The two pilots were stood down after a mid-air dispute on a flight from Perth to Auckland on 21 May. The airline said there was tension between the pair, caused by a flight delay.
During the flight, the first officer briefly left the cockpit, and couldn't get back in because the captain didn't answer calls from the cabin crew to open the door.
The crew became concerned and used an emergency method of getting into the cockpit.
Crew were forced to use a secret "alternative entry" to get through the hijack-hardened cockpit door.
Air New Zealand says it stood the captain down for a fortnight, and the first officer for one week. The airline says both have had counselling and additional training.
The Civil Aviation Authority says it was concerned by the incident, but Air New Zealand's response was appropriate and it won't take any action of its own.
Aviation commentator says it was 'highly irresponsible'
Aviation commentator Peter Clark said it was highly irresponsible for the captain of the plane to refuse to answer calls to the cockpit for two minutes.
He said the incident should never have happened, and that it was essential that pilots interacted well with each other.

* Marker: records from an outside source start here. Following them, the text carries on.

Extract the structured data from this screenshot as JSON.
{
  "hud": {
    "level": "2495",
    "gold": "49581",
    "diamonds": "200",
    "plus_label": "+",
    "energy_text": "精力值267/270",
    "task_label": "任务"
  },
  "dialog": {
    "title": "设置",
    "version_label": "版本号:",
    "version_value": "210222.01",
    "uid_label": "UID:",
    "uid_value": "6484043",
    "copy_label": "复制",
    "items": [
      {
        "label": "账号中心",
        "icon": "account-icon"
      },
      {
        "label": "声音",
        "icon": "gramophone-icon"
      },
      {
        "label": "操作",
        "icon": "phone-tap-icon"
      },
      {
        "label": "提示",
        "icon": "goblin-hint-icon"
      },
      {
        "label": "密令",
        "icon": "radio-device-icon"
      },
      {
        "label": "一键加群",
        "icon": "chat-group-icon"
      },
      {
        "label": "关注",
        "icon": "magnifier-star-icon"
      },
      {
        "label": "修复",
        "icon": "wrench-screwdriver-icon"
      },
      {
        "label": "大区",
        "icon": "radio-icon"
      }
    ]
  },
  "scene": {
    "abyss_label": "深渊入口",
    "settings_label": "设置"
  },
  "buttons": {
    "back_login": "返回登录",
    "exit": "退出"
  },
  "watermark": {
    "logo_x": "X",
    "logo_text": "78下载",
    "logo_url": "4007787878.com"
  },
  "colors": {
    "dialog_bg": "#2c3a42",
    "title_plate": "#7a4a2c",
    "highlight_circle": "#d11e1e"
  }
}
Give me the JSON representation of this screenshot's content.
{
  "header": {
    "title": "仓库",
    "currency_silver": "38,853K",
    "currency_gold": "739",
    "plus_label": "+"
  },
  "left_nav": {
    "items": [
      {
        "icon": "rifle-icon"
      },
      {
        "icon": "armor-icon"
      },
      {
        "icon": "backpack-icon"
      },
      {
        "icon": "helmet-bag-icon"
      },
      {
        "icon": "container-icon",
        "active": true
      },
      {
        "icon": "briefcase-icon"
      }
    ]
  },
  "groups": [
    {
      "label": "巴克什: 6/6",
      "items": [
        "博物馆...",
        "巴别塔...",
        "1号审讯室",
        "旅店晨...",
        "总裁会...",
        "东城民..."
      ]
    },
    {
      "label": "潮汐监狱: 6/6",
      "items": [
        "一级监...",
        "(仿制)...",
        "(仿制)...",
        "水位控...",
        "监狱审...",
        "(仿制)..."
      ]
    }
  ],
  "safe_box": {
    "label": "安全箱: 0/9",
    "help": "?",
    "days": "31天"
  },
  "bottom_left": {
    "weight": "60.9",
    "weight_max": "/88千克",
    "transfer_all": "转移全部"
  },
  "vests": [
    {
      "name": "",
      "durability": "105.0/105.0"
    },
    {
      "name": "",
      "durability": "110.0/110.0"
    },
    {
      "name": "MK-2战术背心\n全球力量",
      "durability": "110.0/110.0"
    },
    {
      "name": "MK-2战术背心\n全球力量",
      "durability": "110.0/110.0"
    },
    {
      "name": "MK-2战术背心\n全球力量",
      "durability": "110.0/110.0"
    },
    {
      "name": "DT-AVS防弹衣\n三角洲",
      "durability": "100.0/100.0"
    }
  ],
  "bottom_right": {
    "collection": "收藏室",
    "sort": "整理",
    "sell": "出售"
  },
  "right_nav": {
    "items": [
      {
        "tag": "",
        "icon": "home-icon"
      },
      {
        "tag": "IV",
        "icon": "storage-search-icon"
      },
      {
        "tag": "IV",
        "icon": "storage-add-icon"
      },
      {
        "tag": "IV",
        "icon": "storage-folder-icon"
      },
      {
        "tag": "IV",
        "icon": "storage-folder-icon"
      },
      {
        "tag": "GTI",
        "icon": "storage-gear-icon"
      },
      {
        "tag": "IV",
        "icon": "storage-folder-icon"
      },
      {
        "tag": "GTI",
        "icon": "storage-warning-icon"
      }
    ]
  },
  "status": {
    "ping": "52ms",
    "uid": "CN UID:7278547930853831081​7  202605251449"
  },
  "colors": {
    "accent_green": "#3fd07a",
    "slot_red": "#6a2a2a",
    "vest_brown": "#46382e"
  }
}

The airline's integrity and safety manager, Errol Burtenshaw, said the captain was frustrated when the flight's departure was delayed because the first officer had to take a random drug and alcohol test.
"The cause of the delay was primarily the amount of time it took the first officer to undertake a Civil Aviation Safety Authority (Australia's regulator) random drug and alcohol test," he said. "This departure delay frustrated the Captain who prides himself on operational efficiency."
During the flight, the first officer briefly left the cockpit, and then couldn't get back in because the captain didn't answer calls from the cabin crew to open the door.
Mr Burtenshaw said the crew became concerned and ended up using an alternative entry to get back into the cockpit.
"During the flight, which operated overnight, the first officer left the flight deck to take a comfort break," he said.
"Given the altitude of the flight at the time, the captain who remained on the flight deck donned his oxygen mask ... standard procedure when one pilot exits the flight deck in a two-person flight crew.
After visiting the bathroom the first officer remained in the galley area with a cabin crew member and had a cup of coffee.
When he had finished, the cabin crew member then spent up to two minutes attempting to call through to the captain on the flight deck to advise him that the first officer was at the cockpit door waiting to be allowed in.
The captain did not respond or open the door because he was approaching a navigational waypoint and in his cockpit monitor saw a cabin crew member rather than the first officer ringing.
Mr Burtenshaw said an internal investigation was carried out after the flight, and a report has been sent to the Civil Aviation Authority.